Question

The area (in sq. units) of the region, given by the set $\{(x, y) \in R \times R \mid x \ge 0, 2x^2 \le y \le 4 - 2x\}$ is :

• A. $\frac{7}{3}$
• B. $\frac{8}{3}$
• C. $\frac{13}{3}$
• D. $\frac{17}{3}$

Hint:

For area problems, always draw a rough sketch.
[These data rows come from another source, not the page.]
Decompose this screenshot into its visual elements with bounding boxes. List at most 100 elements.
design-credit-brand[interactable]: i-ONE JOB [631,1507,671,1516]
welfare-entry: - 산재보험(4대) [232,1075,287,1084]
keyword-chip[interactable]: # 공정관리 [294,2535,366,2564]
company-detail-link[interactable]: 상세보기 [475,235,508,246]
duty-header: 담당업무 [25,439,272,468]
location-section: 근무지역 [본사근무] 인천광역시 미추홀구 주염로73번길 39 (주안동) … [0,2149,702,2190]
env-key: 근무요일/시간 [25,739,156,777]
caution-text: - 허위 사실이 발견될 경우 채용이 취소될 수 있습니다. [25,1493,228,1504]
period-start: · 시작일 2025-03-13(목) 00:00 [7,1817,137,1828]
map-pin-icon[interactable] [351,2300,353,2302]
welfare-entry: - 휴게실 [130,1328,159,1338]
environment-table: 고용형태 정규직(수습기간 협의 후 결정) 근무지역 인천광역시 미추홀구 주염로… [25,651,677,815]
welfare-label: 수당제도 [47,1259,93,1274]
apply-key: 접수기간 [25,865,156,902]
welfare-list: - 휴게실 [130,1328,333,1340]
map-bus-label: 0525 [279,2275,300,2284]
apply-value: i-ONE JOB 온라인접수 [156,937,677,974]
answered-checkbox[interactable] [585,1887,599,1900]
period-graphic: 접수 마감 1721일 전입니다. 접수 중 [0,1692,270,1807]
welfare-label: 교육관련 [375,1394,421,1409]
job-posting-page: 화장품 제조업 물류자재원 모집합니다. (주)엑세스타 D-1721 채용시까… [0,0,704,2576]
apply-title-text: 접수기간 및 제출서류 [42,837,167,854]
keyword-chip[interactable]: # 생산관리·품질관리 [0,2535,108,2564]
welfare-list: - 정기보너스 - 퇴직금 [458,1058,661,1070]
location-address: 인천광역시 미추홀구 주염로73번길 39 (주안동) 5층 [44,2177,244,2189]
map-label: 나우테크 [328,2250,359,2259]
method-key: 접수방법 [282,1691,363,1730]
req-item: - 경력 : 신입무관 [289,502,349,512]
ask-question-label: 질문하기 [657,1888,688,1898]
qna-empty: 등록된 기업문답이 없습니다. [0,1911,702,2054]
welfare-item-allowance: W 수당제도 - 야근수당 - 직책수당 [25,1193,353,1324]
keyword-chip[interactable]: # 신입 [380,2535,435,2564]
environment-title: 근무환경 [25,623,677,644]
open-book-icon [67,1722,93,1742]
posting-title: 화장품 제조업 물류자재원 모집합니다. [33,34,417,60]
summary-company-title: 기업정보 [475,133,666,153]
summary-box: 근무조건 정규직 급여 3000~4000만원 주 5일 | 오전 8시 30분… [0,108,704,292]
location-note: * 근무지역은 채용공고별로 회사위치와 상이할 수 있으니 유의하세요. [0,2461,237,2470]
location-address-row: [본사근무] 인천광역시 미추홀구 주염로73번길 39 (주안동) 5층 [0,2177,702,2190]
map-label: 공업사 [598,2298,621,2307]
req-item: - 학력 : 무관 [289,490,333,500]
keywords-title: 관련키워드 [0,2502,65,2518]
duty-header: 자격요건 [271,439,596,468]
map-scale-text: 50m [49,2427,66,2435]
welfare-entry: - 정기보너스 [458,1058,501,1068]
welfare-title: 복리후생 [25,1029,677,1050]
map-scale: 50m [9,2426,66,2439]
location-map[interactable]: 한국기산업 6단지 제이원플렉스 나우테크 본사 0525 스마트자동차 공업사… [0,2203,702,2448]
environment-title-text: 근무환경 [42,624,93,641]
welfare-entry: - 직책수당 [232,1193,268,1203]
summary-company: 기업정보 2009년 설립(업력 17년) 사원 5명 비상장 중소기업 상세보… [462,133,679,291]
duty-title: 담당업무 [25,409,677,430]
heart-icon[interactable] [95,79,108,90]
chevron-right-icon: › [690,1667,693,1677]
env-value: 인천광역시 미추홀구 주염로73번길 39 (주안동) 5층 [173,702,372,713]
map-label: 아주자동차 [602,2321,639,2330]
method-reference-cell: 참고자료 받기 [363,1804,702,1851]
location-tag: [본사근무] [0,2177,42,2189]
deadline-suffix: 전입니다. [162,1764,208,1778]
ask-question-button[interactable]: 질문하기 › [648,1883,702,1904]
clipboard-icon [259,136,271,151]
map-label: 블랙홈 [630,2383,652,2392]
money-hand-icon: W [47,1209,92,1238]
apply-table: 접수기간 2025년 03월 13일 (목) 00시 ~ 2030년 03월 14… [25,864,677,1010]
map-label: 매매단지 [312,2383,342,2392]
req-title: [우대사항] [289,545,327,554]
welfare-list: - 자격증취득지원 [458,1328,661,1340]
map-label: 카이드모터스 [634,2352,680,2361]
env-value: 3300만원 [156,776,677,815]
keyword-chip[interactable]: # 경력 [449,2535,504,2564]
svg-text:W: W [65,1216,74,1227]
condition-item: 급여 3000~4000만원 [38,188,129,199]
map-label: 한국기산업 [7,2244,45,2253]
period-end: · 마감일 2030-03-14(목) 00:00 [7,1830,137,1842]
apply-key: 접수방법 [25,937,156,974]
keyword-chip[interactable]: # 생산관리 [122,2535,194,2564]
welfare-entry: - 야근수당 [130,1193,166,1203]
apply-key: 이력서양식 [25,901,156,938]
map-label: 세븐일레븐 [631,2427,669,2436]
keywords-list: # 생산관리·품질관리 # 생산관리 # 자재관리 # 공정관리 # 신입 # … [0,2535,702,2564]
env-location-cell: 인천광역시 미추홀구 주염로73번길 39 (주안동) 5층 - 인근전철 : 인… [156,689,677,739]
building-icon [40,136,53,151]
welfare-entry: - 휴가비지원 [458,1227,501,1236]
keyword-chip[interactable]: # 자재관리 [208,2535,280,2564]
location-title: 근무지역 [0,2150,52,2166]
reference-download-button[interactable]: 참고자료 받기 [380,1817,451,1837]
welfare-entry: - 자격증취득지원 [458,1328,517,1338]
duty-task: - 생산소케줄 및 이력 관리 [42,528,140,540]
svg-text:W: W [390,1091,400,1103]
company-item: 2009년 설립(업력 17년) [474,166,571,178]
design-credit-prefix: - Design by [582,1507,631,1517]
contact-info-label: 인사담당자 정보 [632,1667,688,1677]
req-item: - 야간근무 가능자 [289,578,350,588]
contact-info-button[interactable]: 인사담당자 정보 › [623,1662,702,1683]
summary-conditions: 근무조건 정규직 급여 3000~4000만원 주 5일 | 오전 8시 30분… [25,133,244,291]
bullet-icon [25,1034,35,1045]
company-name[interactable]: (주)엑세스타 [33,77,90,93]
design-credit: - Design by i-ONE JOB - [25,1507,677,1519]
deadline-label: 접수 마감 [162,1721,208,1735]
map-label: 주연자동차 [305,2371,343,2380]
It helps confirm the upper and lower curves and the correct quadrant constraint.

Answer 1

The Correct Option is A

Step 1: Understanding the Concept:
The problem asks for the area of a region bounded by a parabola \(y = 2x^2\), a straight line \(y = 4 - 2x\), and the condition \(x \ge 0\).
We first identify the intersection points of these two curves to determine the limits of the integration.
Step 2: Key Formula or Approach:
Area $= \int_a^b (y_{\text{upper}} - y_{\text{lower}}) dx$.
Step 3: Detailed Explanation:
Find the intersection points of \(y = 2x^2\) and \(y = 4 - 2x\):
\[ 2x^2 = 4 - 2x \Rightarrow 2x^2 + 2x - 4 = 0 \Rightarrow x^2 + x - 2 = 0 \]
Factoring: \((x + 2)(x - 1) = 0\).
The roots are \(x = -2\) and \(x = 1\).
Since the condition \(x \ge 0\) is given, we only consider the interval \(x \in [0, 1]\).
In this interval, the line \(y = 4 - 2x\) is above the parabola \(y = 2x^2\).
Area $= \int_0^1 [(4 - 2x) - 2x^2] dx$.
\[ \text{Area} = [4x - x^2 - \frac{2x^3}{3}]_0^1 \]
\[ \text{Area} = (4(1) - 1^2 - \frac{2(1)^3}{3}) - 0 = 3 - \frac{2}{3} = \frac{7}{3} \]
Step 4: Final Answer:
The area is \(\frac{7}{3}\) sq. units.